Летурно изящно соединяет оба подхода. Книга начинается с рассуждения о человеческих расах. Для профессора очевидно: существуют высшие и низшие расы. Более того, он без тени сомнения пишет о том, что «раса, стоящая на низкой ступени анатомической организации, никогда не создавала высокой культуры. Над такой расой тяготеет как бы проклятие природы, избавиться от которого можно лишь путём усилий многих тысячелетий… Словом, по степени совершенства организма, человеческие расы весьма различны: они как бы делятся в этом отношении на избранных и отверженных». При этом, конечно, никаких научных аргументов в пользу той или иной «анатомической организации» не приводится: непонятно, собственно, почему чёрная кожа или широкие скулы анатомически менее совершенны, нежели белая кожа и узенькое личико. Упоминается, правда, «строение мозга» – у негров он «менее развит», у монголов «более». Каким образом тогдашние анатомы определяли уровень развития этого органа, догадаться невозможно: о механизмах функционирования нейронной сети они не знали практически ничего. Тут, скорее, вера в то, что всё объясняется материальными, то есть вещественными, причинами. Если кто-то не умеет есть вилкой, значит, у него в голове не хватает сколько-то граммов соображательного вещества.

Второй, не менее важный, предмет веры – эволюция. Для Летурно очевидно, что современные ему дикари потому такие странные, что они сохранились в состоянии, которое более цивилизованные народы «уже прошли». То, что история бушменов насчитывает никак не меньше столетий, чем история французов, профессору не то что не приходит в голову, – нет, он просто не придаёт значения этому факту. Для него совершенно очевидно, что состояние «грубости» и «звериности», в котором пребывают какие-нибудь «тасманийцы» – это то самое состояние, в котором пребывали некогда все.
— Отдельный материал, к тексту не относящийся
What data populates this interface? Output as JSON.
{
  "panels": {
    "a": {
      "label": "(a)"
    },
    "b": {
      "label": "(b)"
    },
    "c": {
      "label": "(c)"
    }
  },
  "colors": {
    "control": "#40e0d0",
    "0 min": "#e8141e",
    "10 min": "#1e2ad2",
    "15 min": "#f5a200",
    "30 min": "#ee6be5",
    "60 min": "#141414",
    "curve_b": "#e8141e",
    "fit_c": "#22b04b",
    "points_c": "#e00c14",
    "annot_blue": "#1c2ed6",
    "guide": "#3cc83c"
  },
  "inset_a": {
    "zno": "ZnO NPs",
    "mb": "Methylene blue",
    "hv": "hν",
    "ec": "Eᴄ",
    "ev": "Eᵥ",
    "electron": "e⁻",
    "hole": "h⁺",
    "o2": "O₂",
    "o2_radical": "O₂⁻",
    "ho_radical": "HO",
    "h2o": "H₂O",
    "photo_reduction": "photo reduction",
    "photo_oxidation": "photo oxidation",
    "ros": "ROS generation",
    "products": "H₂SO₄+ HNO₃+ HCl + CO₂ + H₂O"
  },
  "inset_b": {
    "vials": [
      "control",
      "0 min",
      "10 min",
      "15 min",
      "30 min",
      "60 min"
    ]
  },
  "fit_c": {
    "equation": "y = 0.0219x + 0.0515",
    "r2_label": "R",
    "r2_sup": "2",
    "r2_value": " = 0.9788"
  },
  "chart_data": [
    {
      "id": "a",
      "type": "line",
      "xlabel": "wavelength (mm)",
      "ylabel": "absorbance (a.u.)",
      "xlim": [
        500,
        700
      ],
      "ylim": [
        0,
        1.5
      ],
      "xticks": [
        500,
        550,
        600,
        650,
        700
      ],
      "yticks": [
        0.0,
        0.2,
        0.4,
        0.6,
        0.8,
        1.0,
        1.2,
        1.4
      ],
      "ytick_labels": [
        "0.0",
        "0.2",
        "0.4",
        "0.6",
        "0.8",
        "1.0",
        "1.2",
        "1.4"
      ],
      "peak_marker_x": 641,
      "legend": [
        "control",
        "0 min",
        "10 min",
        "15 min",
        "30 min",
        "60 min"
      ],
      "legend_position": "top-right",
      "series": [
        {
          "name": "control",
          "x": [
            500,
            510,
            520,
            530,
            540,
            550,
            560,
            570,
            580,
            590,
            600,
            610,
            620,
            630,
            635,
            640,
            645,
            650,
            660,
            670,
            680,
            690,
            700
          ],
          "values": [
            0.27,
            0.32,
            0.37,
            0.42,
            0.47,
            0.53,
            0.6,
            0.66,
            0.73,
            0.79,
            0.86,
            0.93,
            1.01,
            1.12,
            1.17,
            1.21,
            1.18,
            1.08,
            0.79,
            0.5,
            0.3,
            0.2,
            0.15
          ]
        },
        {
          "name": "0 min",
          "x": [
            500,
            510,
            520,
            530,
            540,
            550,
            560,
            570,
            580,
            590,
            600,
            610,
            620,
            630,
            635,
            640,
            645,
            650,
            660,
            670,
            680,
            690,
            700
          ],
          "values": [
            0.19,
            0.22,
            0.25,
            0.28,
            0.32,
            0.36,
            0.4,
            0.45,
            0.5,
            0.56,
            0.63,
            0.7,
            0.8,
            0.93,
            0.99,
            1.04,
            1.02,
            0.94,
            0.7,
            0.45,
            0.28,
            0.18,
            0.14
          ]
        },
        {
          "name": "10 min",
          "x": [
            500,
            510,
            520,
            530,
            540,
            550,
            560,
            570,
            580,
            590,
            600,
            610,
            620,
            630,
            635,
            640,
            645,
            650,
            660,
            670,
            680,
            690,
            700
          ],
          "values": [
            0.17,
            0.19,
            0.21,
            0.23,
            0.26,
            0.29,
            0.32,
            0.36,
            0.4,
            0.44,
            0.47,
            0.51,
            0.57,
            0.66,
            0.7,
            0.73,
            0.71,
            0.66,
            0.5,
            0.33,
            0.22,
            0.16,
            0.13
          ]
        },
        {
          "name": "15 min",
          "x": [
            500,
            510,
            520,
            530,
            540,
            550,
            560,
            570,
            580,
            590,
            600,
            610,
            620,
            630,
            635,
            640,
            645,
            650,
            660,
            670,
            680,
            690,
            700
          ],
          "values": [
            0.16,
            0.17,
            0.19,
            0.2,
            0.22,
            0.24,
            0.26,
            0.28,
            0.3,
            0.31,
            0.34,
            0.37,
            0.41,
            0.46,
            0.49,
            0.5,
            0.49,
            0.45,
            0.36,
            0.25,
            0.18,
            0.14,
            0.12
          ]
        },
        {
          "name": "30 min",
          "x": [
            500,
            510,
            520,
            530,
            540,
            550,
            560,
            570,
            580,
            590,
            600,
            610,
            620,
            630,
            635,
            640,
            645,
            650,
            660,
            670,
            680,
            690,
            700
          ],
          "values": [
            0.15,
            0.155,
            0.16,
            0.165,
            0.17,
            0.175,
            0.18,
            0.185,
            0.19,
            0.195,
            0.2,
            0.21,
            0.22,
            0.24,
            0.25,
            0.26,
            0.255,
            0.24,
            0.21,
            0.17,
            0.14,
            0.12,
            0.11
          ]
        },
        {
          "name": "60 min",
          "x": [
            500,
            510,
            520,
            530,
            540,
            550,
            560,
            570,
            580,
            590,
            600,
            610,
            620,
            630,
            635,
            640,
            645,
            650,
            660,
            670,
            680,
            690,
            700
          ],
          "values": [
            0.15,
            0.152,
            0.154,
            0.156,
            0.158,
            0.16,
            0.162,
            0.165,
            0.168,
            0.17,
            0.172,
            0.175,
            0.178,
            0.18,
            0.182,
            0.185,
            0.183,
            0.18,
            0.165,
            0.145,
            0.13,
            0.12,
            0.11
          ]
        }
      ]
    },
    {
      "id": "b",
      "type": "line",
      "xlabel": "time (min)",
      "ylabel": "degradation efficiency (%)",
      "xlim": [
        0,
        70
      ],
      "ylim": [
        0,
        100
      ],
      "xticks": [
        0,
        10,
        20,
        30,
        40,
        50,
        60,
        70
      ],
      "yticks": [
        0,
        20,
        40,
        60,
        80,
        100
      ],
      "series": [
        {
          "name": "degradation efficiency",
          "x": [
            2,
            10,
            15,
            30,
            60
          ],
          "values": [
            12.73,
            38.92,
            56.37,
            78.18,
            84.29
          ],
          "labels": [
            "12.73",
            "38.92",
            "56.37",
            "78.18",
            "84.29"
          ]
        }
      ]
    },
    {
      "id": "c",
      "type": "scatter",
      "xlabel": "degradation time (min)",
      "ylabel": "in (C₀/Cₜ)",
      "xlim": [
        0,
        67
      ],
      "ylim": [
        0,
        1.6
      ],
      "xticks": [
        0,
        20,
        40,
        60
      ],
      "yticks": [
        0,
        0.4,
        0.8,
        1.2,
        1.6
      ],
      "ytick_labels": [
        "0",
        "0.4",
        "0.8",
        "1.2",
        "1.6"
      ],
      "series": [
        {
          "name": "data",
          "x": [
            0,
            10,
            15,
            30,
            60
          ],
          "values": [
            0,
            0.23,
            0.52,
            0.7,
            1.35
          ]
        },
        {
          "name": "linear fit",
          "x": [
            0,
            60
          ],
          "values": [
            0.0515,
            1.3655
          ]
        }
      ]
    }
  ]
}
Тема «звериности» у Летурно вообще очень интересна. С одной стороны, он спокойно отпускает замечания типа: «У обезьян рефлективная деятельность развита чрезмерно. Постоянное возбуждение, постоянное гримасничанье… характеризуют чрезвычайную подвижность их нрава. Аналогичный характер наблюдается у наших детей, у большей части женщин; можно ожидать заранее, что то же самое мы встретим и у низших человеческих рас, которые, по отношению к высшим, являются своего рода детьми». Это надо понимать буквально: связка «животное—ребёнок—женщина—дикарь» воспринимается автором как нечто само собой разумеющееся. С другой стороны, именно приводимые им примеры явно показывают, что первобытный человек отличается от животного больше, чем современный. Так, на стр. 48 первого тома приведено (с подобающим случаю отвращением) описание эскимоса, обжирающегося сырым жиром – да так, что непрожёванные куски торчат у него изо рта. Однако никакой зверь не сможет так набить себе брюхо.[30]30
  Вспоминается известный анекдот про «нового русского», попавшего на фуршет и жадно обжирающегося на халяву. Рядом стоит англичанин и жуёт оливку. На вопрос «нового русского» о том, почему он не ест – ведь всё бесплатно! – англичанин отвечает «я ем только тогда, когда голоден». «Новый русский» реагирует адекватно: «Ну ты прям как животное!» С точки зрения сравнительной антропологии это удивительно точное замечание.


[Закрыть]
Точно так же, никакие «звери» и «бестии» не деформируют себе черепа, не прокалывают губы и ноздри, не раскрашивают и не татуируют тела, не пьют опьяняющих напитков,[31]31
  Впрочем, Летурно признаёт, что «в чисто животной жизни низших рас потребность в опьянении является признаком известного прогресса».


[Закрыть]
и так далее. Как ни странно, именно «цивилизация» делает человека «более естественным» – и в чём-то даже более «животным».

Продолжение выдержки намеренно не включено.